Gacy’s story and the better aspects of the 2003 film are relevant in 2019, as we’re seeing more people in positions of power and trust exposed after years of getting away with abusive, destructive, and criminal behaviour due to the fact their public lives shield the darkness in their private ones. It remains a shame Gacy’s family history, and what it did to his psychological state, wasn’t explored to the fullest extent. The opening scene with him and his father connects so well to the first scene with an adult Gacy: a teenage John crawls into his tent, dejected after being humiliated by his father, and Saunders cuts to adult John crawling under the floorboards where the decomposing bodies of his victims are causing maggots to writhe out of the dirt, as if he crawled right out of his tortured past right into the mess of his killing spree. The maggots in the crawlspace have the feel of an image like David Lynch’s use of the insects in the initial scene of Blue Velvet, signifying the rot existing barely underneath the surface of an outwardly idyllic all-American suburb. Sadly, this metaphor isn’t developed fully.
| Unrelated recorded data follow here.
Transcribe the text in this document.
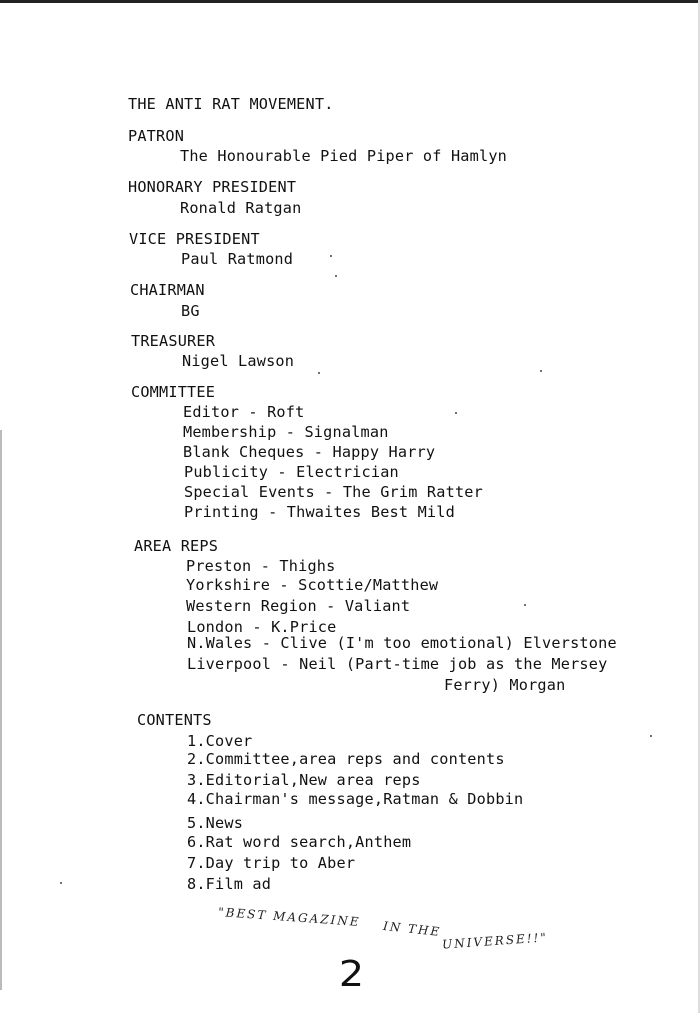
THE ANTI RAT MOVEMENT.
PATRON
The Honourable Pied Piper of Hamlyn
HONORARY PRESIDENT
Ronald Ratgan
VICE PRESIDENT
Paul Ratmond
CHAIRMAN
BG
TREASURER
Nigel Lawson
COMMITTEE
Editor - Roft
Membership - Signalman
Blank Cheques - Happy Harry
Publicity - Electrician
Special Events - The Grim Ratter
Printing - Thwaites Best Mild
AREA REPS
Preston - Thighs
Yorkshire - Scottie/Matthew
Western Region - Valiant
London - K.Price
N.Wales - Clive (I'm too emotional) Elverstone
Liverpool - Neil (Part-time job as the Mersey
Ferry) Morgan
CONTENTS
1.Cover
2.Committee,area reps and contents
3.Editorial,New area reps
4.Chairman's message,Ratman & Dobbin
5.News
6.Rat word search,Anthem
7.Day trip to Aber
8.Film ad
"BEST MAGAZINE
IN THE
UNIVERSE!!"
2
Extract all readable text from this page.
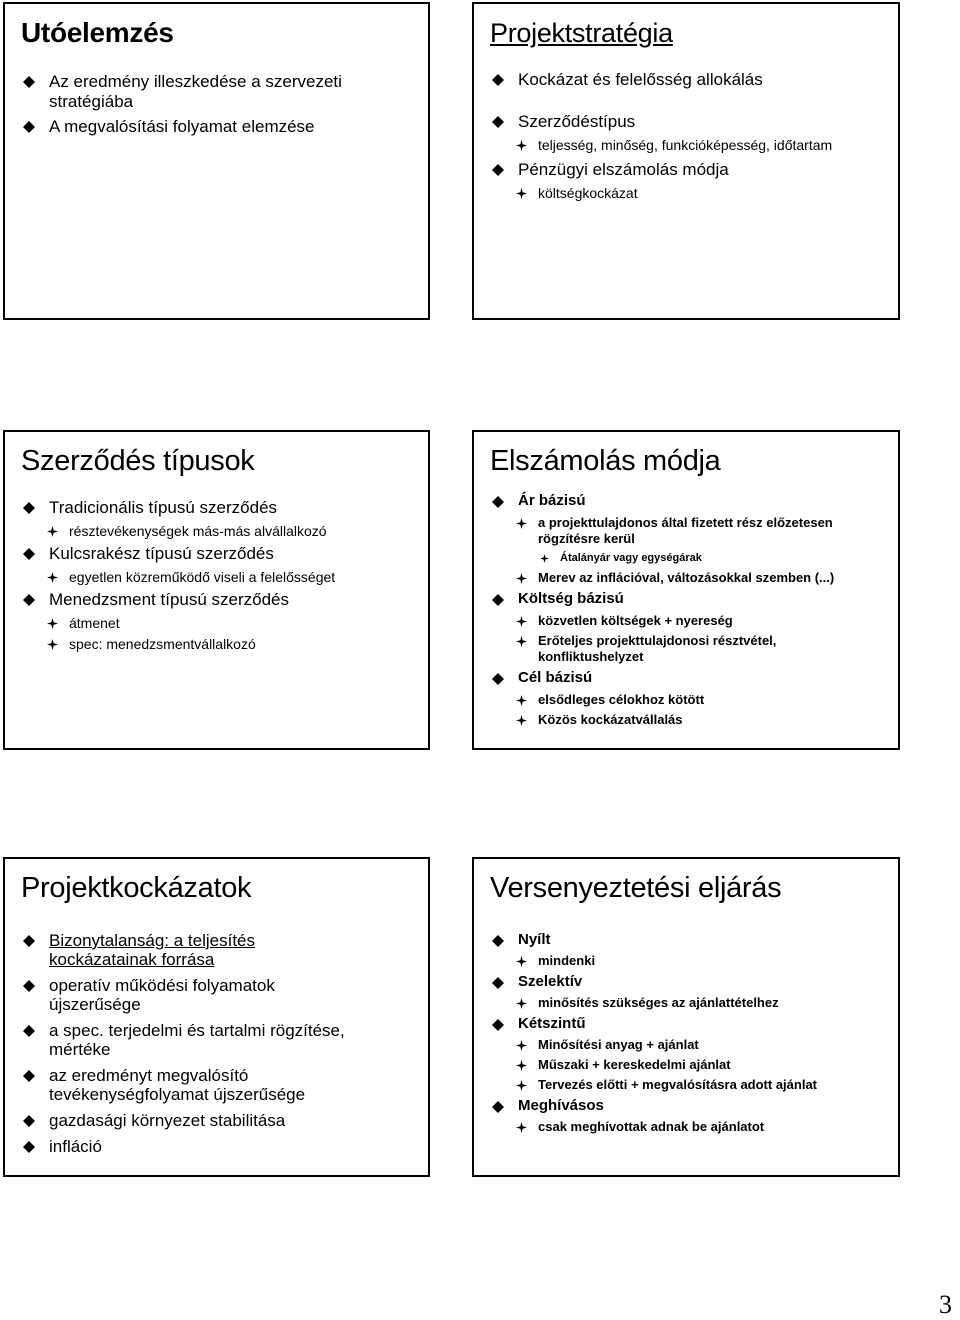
Utóelemzés
Az eredmény illeszkedése a szervezeti stratégiába
A megvalósítási folyamat elemzése
Projektstratégia
Kockázat és felelősség allokálás
Szerződéstípus
teljesség, minőség, funkcióképesség, időtartam
Pénzügyi elszámolás módja
költségkockázat
Szerződés típusok
Tradicionális típusú szerződés
résztevékenységek más-más alvállalkozó
Kulcsrakész típusú szerződés
egyetlen közreműködő viseli a felelősséget
Menedzsment típusú szerződés
átmenet
spec: menedzsmentvállalkozó
Elszámolás módja
Ár bázisú
a projekttulajdonos által fizetett rész előzetesen rögzítésre kerül
Átalányár vagy egységárak
Merev az inflációval, változásokkal szemben (...)
Költség bázisú
közvetlen költségek + nyereség
Erőteljes projekttulajdonosi résztvétel, konfliktushelyzet
Cél bázisú
elsődleges célokhoz kötött
Közös kockázatvállalás
Projektkockázatok
Bizonytalanság: a teljesítés kockázatainak forrása
operatív működési folyamatok újszerűsége
a spec. terjedelmi és tartalmi rögzítése, mértéke
az eredményt megvalósító tevékenységfolyamat újszerűsége
gazdasági környezet stabilitása
infláció
Versenyeztetési eljárás
Nyílt
mindenki
Szelektív
minősítés szükséges az ajánlattételhez
Kétszintű
Minősítési anyag + ajánlat
Műszaki + kereskedelmi ajánlat
Tervezés előtti + megvalósításra adott ajánlat
Meghívásos
csak meghívottak adnak be ajánlatot
3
Gacy remains a repetitive, undercooked biopic that skims over a wealth of theme and subject matter. Serial killer films based on the lives of actual murderers can make for compelling stories. They can just as easily be bad, for a variety of reasons. This one doesn’t feel disrespectful. It does feel exploitative to an extent, like other biopics of its kind, in its failure to probe any deeper than surface level into the killer’s psychology, and if attempting to understand the motives or the nature of these crimes isn’t the point, then the purpose of the whole exercise begins to feel troubling.